“If you want to be a successful professional writer, you need to learn business.”

Kristine Katherine Rusch

THE PURSUIT OF PERFECTION, And How It Harms Writers, WMG Publishing, 2013.


Rusch makes a strong argument for writers to take control of their own careers in her book THE PURSUIT OF PERFECTION.

She points out that the business side of what we do is not a part of an MFA degree. We are often told that most writers can’t make a living. Writing is a labor of the heart, and we’re reminded that very few authors reach the level of earning potential that we all dream of. We pour our hearts and souls into our stories, and then we willingly hand over our creations and financial control to complete strangers without a second thought.

There’s no doubt that writing is hard work and long hours, and it is a business after all. All industries experience cycles of downturn. Smart business owners know how to survive through the lean times and make smart investments during the surplus years.

A writer needs to understand the publishing world and that sometimes sales slack off. If you understand your chosen profession, it might be a tweak of your writing or a new cover design is the answer. Or not. Maybe you’ve signed a bad contract.

The main point that I learned from Rusch’s book is that writers must have a grasp of the options and take control. For a new perspective on the business side of publishing, you might give this book a try. I found it to be an interesting read and an eye-opener.


Personally, I’ve always been a glass half-full kind of person. In today’s publishing world where everything is undoubtly changing, why can’t we have it all?

If you’ve ever read much about the halo marketing theory, it stands to reason that every piece of writing we tag our name to helps promote ALL of our projects. Bios in freelance articles and blog posts can include your other book titles for sale. Books published can lead to speaking invitations and booths at library fairs. Everything we tag can help drive readers to our website where they can find out more.

Set aside your dreamy, creative selves for a second and put on your business caps. If you want to control the content, put your book up for pre-sale, create a little buzz and save money to self-publish. You can make it happen.

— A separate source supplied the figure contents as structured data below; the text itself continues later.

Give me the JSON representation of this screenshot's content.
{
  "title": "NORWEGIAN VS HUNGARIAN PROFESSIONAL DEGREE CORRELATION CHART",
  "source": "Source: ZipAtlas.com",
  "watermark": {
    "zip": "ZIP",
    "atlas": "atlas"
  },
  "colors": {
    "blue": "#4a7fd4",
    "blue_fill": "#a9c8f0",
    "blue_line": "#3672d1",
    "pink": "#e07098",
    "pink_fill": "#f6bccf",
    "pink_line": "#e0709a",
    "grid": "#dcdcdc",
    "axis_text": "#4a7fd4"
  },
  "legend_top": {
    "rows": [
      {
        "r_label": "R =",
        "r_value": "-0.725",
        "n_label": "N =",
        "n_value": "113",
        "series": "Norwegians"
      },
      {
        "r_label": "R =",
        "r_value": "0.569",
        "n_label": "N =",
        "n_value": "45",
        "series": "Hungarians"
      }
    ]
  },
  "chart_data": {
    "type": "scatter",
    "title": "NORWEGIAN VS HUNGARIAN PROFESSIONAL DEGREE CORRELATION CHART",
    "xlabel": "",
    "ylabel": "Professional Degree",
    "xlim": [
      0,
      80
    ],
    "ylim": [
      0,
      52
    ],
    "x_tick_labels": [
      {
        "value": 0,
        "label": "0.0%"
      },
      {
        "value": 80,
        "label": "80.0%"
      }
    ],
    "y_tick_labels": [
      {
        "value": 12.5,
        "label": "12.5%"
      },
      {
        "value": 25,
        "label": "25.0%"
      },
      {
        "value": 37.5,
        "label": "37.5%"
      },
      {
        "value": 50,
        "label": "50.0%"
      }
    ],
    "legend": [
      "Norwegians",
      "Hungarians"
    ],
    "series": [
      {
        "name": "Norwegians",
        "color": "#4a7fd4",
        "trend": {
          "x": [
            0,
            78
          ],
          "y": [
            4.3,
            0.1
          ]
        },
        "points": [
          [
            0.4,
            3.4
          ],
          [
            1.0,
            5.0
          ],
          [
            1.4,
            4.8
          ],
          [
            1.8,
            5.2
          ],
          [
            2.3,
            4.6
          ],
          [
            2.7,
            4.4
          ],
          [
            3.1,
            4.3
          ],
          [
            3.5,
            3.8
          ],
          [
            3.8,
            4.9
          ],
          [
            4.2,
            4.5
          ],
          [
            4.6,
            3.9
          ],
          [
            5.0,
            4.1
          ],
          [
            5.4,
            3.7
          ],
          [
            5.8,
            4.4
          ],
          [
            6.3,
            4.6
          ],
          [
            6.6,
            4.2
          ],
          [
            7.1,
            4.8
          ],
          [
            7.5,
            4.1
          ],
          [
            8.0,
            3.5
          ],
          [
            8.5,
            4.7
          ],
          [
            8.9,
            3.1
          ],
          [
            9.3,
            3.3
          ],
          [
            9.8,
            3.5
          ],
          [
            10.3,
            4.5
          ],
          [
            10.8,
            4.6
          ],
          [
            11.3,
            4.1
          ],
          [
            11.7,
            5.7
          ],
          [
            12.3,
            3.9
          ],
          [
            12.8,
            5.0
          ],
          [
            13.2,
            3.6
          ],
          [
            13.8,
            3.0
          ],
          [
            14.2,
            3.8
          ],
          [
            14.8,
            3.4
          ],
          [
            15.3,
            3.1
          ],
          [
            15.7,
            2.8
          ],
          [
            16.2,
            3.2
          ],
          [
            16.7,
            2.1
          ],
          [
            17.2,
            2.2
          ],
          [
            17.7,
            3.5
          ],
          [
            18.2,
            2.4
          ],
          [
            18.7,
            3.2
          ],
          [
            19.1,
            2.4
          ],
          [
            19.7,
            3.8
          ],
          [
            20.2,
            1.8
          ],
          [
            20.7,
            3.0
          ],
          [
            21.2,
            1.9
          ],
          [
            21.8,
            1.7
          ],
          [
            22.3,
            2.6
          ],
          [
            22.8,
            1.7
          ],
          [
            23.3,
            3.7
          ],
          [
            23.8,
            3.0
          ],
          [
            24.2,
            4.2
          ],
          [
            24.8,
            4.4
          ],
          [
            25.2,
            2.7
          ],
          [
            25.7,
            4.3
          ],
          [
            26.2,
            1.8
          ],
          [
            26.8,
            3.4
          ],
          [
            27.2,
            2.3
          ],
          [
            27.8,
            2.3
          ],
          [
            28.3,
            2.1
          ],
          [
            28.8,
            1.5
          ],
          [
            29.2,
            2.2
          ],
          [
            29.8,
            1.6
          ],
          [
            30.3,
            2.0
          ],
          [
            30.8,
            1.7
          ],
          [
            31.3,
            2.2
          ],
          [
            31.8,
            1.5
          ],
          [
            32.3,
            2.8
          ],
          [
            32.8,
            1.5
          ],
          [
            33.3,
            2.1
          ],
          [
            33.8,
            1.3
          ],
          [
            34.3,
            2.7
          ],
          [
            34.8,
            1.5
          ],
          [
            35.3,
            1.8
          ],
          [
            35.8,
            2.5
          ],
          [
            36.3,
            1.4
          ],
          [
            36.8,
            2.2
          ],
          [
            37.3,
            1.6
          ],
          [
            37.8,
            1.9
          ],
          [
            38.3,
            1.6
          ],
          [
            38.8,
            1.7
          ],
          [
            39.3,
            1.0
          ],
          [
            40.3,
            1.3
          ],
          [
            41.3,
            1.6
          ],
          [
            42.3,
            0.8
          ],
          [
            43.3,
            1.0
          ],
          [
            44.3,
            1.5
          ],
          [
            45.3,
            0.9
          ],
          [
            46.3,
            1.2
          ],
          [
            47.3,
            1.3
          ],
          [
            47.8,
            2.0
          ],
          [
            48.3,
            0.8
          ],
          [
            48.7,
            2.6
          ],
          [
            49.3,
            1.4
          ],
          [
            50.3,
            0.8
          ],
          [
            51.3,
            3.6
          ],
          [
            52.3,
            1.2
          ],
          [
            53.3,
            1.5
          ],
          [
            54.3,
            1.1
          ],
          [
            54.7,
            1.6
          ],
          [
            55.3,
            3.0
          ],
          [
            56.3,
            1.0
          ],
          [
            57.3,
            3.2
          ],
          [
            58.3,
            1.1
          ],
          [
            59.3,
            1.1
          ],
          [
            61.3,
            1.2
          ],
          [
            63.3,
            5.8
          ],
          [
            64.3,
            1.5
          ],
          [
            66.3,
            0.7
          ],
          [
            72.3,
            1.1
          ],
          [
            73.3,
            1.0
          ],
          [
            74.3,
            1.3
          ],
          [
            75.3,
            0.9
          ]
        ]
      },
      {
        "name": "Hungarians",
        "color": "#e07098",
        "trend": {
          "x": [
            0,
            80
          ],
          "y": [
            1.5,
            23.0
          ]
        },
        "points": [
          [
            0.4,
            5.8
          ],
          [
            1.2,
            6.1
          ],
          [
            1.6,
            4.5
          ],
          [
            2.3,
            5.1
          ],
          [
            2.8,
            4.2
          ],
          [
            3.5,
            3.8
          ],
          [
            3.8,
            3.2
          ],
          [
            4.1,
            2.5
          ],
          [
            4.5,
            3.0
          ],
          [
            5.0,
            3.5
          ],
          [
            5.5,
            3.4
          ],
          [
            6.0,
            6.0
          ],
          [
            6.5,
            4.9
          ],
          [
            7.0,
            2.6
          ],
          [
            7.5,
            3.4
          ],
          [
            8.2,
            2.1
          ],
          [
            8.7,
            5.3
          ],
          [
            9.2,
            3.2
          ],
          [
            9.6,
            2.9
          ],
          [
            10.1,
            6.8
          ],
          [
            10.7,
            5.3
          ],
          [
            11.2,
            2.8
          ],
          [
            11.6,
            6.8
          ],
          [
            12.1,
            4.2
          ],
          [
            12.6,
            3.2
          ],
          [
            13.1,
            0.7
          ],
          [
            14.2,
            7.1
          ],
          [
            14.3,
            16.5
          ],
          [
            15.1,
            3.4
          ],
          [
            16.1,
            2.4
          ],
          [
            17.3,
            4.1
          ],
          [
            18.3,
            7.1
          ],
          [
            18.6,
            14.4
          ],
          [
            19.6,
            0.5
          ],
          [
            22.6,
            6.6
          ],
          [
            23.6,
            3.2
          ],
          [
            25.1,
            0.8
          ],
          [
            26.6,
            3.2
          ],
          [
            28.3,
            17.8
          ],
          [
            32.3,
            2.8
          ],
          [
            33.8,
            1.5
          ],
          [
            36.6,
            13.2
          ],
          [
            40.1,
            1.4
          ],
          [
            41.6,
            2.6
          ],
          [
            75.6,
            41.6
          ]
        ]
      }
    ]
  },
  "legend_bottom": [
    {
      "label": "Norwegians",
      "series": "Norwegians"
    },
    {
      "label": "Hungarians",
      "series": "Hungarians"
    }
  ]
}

If your book doesn’t have a universal appeal, but it’s near and dear to your heart, find a small press. Develop a killer marketing plan for your region and sell the heck out of your book. Do it now.

Should you ever write a book extraordinary enough to snag an agent resulting in a huge print run from a major house, wouldn’t that be great too?

I agree with the simple business theory that can apply to writers too: produce a quality product worth paying for.



  1. Excellent post, Natalie. I see the halo effect every single day with my books. The circle is always widening. .New readers are discovering my older stuff. Just this weekend a short story I wrote three years ago came out in a small ezine and my newer readers are reading it. Just amazing. Nothing is ever too old to put out there and keep promoting.

    Wishing you tons of success with your books! I hope you’re brave enough to jump into the deep water. Nothing’s happening in the shallow end of the pool.

    • Thanks, Linda. I love your short story “The Telegraph Tree”, and so excited to be able to read it again in latest edition of Things do find new homes sometimes. Thanks for following WordsmithSix.